Binnenland11 april 2000

De invloed van de Koningin

D66-fractieleider De Graaf wil de monarchie moderniseren. Macht heeft het staatshoofd sinds 1848 niet meer, wel invloed.

ONSCHENDBAAR– In de Grondwet staat sinds 1848 dat de koning onschendbaar is en de ministers verantwoordelijk zijn. De laatsten kunnen op hun beurt door het parlement ter verantwoording worden geroepen.

RECHTEN– In de constitutionele monarchie bezit de monarch het recht om ingelicht worden, om te waarschuwen en om aan te dringen. Van deze rechten maakt koningin Beatrix zeer actief gebruik.

REGERING– De Koningin is lid van de regering, maar de ministerraad, ook wel het kabinet genoemd (de premier en de ministers), maken het beleid en zijn daarvoor verantwoordelijk.

WETTEN– De Koningin maakt wetten aanhangig bij het parlement. Ze ontwerpt ze niet, dat doet het kabinet. De wetten die het parlement heeft goedgekeurd en Koninklijke Besluiten, waaraan de volksvertegenwoordiging niet van pas komt, worden door de Koningin en een minister ondertekend (het zogenaamde contraseign). De eerste verleent er daardoor als staatshoofd zijn gezag aan, de tweede zijn staatsrechtelijke verantwoordelijkheid.

ONDERTEKENEN– In principe dient de Koningin de haar voorgelegde wetten en benoemingen te ondertekenen. Bij benoemingen hebben zich onder koningin Juliana wel eens verschillen van mening voorgedaan. Er zijn dan vier mogelijkheden: de Koningin blijft bij haar weigering; het kabinet maakt er een halszaak van; de Koningin tekent alsnog; de Koningin zit stil, ofwel houdt de ondertekening op tot er een oplossing is gevonden.

RAAD VAN STATE– Van dit hoogste adviesorgaan van de regering is koningin Beatrix voorzitter. Het is een puur formele rol. In de praktijk heeft de vice-voorzitter, Tjeenk Willink, de leiding. Prins Willem-Alexander en prins Claus zijn lid van de Raad van State, maar onthouden zich van stemming. In de Proeve van de nieuwe grondwet (1966) is al bepleit de monarch het voorzitterschap te ontnemen. De regering heeft dat voorstel toen niet overgenomen.
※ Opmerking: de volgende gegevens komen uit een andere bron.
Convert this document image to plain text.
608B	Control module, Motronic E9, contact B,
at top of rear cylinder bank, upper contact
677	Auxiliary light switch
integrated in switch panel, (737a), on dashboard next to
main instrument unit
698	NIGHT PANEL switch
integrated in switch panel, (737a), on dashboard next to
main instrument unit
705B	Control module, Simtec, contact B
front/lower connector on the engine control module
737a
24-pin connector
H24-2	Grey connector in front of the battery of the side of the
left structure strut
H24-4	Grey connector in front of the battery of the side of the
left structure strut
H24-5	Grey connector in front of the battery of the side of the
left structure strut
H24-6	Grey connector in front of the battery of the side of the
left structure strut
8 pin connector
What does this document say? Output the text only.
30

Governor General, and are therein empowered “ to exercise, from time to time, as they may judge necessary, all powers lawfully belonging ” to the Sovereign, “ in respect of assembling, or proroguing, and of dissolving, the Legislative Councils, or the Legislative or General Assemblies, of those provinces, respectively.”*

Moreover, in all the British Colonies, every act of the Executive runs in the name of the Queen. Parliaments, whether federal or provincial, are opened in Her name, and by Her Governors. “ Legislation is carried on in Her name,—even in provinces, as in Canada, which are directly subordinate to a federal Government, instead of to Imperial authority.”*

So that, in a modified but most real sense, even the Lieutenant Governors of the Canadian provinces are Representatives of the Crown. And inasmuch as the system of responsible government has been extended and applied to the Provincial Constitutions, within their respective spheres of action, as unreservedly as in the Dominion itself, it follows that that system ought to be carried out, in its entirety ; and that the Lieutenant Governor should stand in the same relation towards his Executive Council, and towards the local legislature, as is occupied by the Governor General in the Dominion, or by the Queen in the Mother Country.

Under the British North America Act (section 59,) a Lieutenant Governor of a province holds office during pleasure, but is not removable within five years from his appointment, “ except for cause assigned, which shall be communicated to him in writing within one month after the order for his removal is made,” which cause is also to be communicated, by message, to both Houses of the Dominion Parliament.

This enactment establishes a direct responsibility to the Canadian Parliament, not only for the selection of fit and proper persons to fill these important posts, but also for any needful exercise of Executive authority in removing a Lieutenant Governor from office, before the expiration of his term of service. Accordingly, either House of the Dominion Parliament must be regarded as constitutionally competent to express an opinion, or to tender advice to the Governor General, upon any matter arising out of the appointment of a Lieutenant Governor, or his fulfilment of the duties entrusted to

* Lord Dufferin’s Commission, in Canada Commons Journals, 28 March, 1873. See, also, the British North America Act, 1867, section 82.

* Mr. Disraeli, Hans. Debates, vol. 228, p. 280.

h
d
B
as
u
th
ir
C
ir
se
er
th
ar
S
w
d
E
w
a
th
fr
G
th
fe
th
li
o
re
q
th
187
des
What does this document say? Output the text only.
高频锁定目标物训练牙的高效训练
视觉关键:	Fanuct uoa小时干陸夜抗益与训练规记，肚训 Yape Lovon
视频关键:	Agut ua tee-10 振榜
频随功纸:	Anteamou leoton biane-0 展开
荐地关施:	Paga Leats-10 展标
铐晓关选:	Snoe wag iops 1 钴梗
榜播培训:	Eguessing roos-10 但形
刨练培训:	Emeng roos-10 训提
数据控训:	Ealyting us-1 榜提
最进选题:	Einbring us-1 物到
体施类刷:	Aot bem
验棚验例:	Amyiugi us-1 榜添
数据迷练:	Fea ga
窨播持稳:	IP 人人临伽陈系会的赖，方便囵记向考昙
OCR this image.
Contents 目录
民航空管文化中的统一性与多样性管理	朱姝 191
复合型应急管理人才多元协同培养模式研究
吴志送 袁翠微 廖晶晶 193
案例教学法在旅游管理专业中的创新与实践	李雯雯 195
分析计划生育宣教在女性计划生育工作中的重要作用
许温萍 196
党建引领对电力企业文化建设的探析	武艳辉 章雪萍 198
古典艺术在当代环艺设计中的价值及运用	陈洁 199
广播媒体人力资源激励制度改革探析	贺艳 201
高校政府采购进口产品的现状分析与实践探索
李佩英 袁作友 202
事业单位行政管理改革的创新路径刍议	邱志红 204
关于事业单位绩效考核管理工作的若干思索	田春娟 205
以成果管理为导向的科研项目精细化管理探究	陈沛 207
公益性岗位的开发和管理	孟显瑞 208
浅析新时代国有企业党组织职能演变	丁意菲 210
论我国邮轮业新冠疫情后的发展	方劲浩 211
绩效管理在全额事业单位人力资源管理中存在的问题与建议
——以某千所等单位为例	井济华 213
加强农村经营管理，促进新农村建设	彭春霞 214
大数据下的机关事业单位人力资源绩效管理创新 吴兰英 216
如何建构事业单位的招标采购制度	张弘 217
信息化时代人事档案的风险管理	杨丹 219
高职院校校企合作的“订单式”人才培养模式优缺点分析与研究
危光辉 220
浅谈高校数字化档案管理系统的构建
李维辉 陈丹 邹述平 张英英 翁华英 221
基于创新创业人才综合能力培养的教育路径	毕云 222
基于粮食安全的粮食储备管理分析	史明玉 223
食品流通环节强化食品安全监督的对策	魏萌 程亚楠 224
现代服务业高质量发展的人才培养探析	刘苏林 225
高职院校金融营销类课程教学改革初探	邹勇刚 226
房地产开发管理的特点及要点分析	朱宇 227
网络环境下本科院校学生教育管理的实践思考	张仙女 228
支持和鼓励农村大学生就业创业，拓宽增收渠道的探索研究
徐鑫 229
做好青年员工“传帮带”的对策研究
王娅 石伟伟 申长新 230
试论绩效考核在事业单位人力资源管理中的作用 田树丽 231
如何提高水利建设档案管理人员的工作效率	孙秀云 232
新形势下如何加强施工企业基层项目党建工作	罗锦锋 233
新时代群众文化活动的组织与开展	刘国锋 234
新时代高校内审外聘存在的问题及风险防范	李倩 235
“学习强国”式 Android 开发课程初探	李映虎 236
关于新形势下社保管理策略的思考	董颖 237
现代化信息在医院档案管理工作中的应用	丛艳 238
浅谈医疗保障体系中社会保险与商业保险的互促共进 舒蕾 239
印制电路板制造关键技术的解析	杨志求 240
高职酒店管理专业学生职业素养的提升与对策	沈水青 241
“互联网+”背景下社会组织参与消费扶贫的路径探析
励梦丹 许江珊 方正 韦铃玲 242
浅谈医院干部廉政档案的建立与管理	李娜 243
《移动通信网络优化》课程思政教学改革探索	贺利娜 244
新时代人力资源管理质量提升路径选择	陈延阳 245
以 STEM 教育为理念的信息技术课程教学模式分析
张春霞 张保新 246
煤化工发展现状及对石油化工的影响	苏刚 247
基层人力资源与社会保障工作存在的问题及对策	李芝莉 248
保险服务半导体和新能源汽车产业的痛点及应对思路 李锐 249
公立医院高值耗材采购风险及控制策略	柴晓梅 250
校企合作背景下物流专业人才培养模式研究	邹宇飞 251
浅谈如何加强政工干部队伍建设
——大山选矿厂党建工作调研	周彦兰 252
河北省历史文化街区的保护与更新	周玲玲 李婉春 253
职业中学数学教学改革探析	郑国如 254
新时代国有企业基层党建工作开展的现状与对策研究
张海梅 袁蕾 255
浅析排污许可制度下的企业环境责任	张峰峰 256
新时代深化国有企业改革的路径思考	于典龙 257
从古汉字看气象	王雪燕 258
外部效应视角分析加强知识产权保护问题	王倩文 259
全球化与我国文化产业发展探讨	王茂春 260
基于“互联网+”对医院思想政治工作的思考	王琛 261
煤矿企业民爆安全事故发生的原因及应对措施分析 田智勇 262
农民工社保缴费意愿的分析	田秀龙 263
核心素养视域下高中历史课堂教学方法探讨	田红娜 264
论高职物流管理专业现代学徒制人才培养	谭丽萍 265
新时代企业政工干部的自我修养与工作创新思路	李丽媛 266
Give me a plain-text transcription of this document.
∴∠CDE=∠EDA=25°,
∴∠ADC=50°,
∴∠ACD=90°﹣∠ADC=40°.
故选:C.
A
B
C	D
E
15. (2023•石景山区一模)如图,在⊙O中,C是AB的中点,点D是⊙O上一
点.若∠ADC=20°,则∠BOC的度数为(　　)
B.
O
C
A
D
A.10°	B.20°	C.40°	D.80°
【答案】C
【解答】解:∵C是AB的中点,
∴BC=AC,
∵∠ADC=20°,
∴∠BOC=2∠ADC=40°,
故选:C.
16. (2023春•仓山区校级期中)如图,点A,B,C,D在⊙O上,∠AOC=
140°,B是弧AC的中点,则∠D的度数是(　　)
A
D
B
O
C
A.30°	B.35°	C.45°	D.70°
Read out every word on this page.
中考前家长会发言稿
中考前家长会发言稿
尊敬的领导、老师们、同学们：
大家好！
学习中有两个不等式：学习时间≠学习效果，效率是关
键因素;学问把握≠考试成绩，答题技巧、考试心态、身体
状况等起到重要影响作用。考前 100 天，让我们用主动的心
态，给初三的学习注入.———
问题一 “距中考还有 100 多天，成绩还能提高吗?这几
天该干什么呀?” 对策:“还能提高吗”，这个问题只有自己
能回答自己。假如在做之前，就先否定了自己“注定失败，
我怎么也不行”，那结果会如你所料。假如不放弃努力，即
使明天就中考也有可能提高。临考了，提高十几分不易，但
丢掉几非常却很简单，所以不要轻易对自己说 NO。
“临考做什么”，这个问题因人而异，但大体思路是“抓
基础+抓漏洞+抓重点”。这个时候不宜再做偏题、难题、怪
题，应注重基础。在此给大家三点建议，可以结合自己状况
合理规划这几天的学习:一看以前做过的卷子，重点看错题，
KABINETSFORMATIE– De Koningin wijst op grond van adviezen van de fractievoorzitters, voorzitters van de Eerste en de Tweede Kamer, de vice-voorzitter van Raad van State en soms een minister van staat een informateur dan wel een formateur aan. Bij tegenstrijdige adviezen moet de Koningin een knoop doorhakken. Bij de formaties van het kabinet-Van Agt/Den Uyl in 1981 en kabinet-Kok in 1994 deed zich deze situatie voor. In 1971 heeft de Tweede Kamer geprobeerd een formateur te kiezen, wat mislukte. Het had eerder daartoe de motie-Kolfschoten aangenomen.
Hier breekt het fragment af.